Récit de Luis Tomasello (Paris, le 11 juin 2011) sur les circonstances de la réalisation de cette suite à l'automne-hiver 1983 avec Julio Cortázar*
L'éditeur, Maximilien Guiol, avec lequel je travaillais pour des expositions, et qui s'intéressait aux livres, m'a dit : « Tomasello, j'aimerais faire un livre avec toi mais il faut que tu cherches un écrivain. » J'étais intéressé et je lui ai dit que je connaissais Cortázar et il m'a dit que s'il acceptait ce serait merveilleux. J'ai parlé à Julio Cortázar et il m'a dit qu'il serait enchanté de travailler avec moi. L'éditeur et moi-même avons pensé que ce serait bien de faire des sérigraphies. Il m'a précisé qu'il pensait que d'en faire 10 serait bien. Je ne voulais pas mélanger la couleur, le blanc, le noir mais préférais tout faire plutôt en noir. (Pour ne pas tout faire noir noir et pour varier un peu, j'ai fait un noir avec un peu de bleu, un noir avec un peu de vert et un noir avec un peu de violet comme je fais avec mes tableaux noirs.) Nous nous sommes mis d'accord et je devais réaliser une boîte comme un multiple en bois peint noir pour chaque exemplaire de cette édition.
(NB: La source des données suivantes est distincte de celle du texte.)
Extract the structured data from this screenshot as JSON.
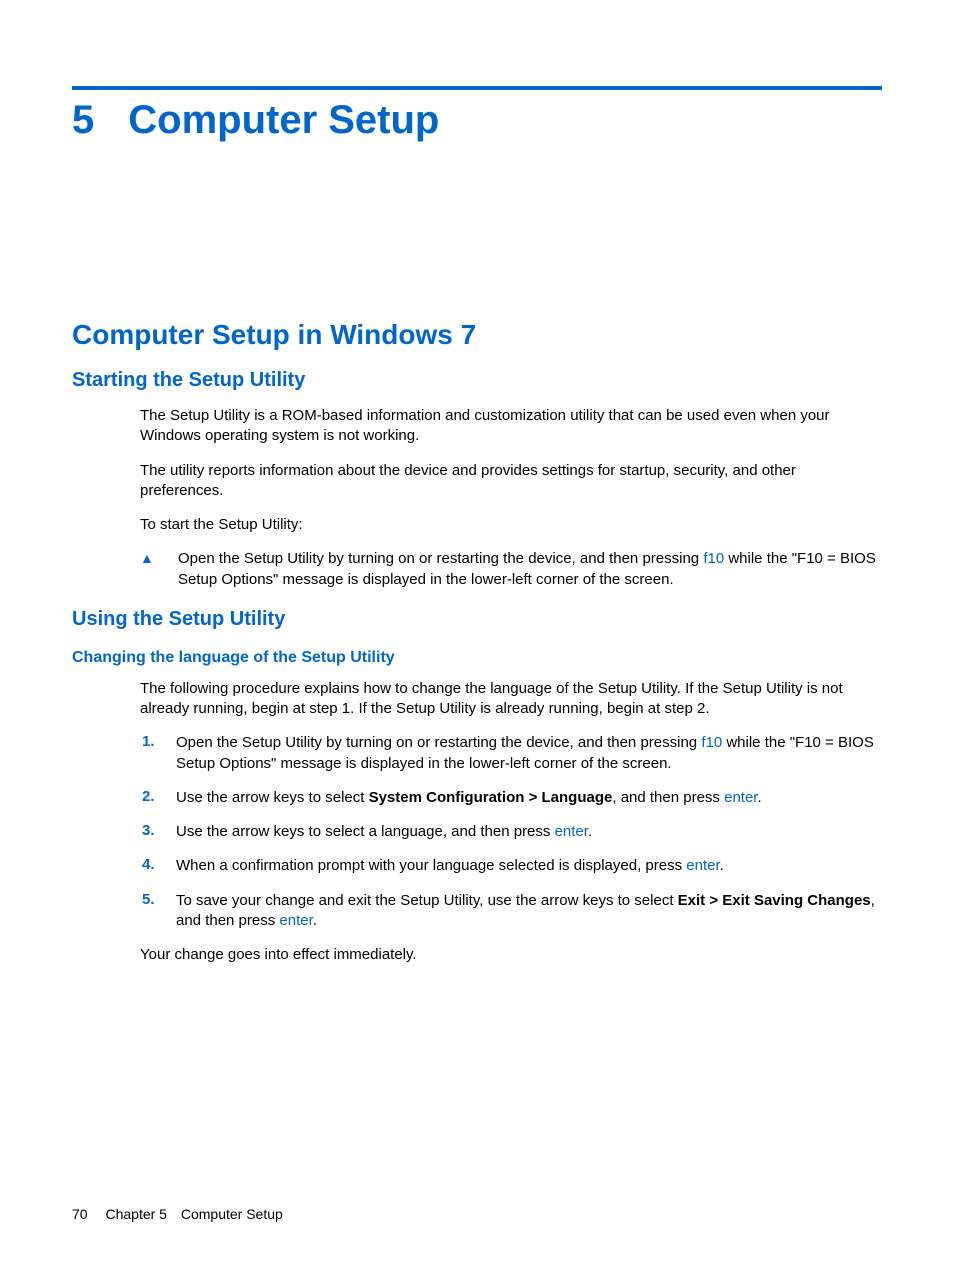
{
  "chapter": {
    "number": "5",
    "title": "Computer Setup"
  },
  "section": "Computer Setup in Windows 7",
  "sub1": {
    "title": "Starting the Setup Utility",
    "p1": "The Setup Utility is a ROM-based information and customization utility that can be used even when your Windows operating system is not working.",
    "p2": "The utility reports information about the device and provides settings for startup, security, and other preferences.",
    "p3": "To start the Setup Utility:",
    "bullet_pre": "Open the Setup Utility by turning on or restarting the device, and then pressing ",
    "bullet_key": "f10",
    "bullet_post": " while the \"F10 = BIOS Setup Options\" message is displayed in the lower-left corner of the screen."
  },
  "sub2": {
    "title": "Using the Setup Utility",
    "subsub": "Changing the language of the Setup Utility",
    "intro": "The following procedure explains how to change the language of the Setup Utility. If the Setup Utility is not already running, begin at step 1. If the Setup Utility is already running, begin at step 2.",
    "step1_pre": "Open the Setup Utility by turning on or restarting the device, and then pressing ",
    "step1_key": "f10",
    "step1_post": " while the \"F10 = BIOS Setup Options\" message is displayed in the lower-left corner of the screen.",
    "step2_pre": "Use the arrow keys to select ",
    "step2_bold": "System Configuration > Language",
    "step2_mid": ", and then press ",
    "step2_key": "enter",
    "step2_end": ".",
    "step3_pre": "Use the arrow keys to select a language, and then press ",
    "step3_key": "enter",
    "step3_end": ".",
    "step4_pre": "When a confirmation prompt with your language selected is displayed, press ",
    "step4_key": "enter",
    "step4_end": ".",
    "step5_pre": "To save your change and exit the Setup Utility, use the arrow keys to select ",
    "step5_bold": "Exit > Exit Saving Changes",
    "step5_mid": ", and then press ",
    "step5_key": "enter",
    "step5_end": ".",
    "outro": "Your change goes into effect immediately."
  },
  "nums": {
    "n1": "1.",
    "n2": "2.",
    "n3": "3.",
    "n4": "4.",
    "n5": "5."
  },
  "bullet_glyph": "▲",
  "footer": {
    "page": "70",
    "chapter_label": "Chapter 5",
    "chapter_title": "Computer Setup"
  }
}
Pourquoi « Negro el 10 » ? Quand il écrivait le texte, il n'y avait pas encore de titre et Julio Cortázar qui parle de la roulette que l'on joue en vivant… À la roulette, il y a deux couleurs et lorsqu'il apprend que quand c'est le 10 qui sort, c'est sur le noir, de là le titre.
Nous avons fait les sérigraphies et il devait faire le texte. Il a fait le poème, malade, avant de mourir. Je lui ai apporté des photographies des tableaux que nous allions réaliser en sérigraphies et un médecin lui a demandé alors qu'il était entouré de toutes ces photographies sur son lit : « Que faites vous avec toutes ces radiographies ? » Julio Cortázar lui a expliqué à quoi tout cela devait servir !
Quelques mois ont passés, Julio toujours très mal, malade, je lui rendais visite le matin tous les deux jours. Les boîtes étaient terminées, les sérigraphies aussi. Le temps a passé, il a fait le texte, tout était imprimé, il ne manquait que la signature. J'avais les 60 exemplaires dans le coffre de ma voiture et les jours ont continué à passer. Julio allait mal et il ne m'en parlait pas et un jour il m'a demandé si j'avais toujours les éditions à signer dans ma voiture. Je suis allé les chercher, il s'est assis et je lui ai donné peu à peu toute la quantité. Il en avait signé une vingtaine lorsque je lui ai dit : « On laisse ça pour demain. » Il m'a répondu : « No va a hacer que... » Il a continué à signer jusqu'à terminer les 60 exemplaires. Il est mort trois jours plus tard, le 12 février 1984.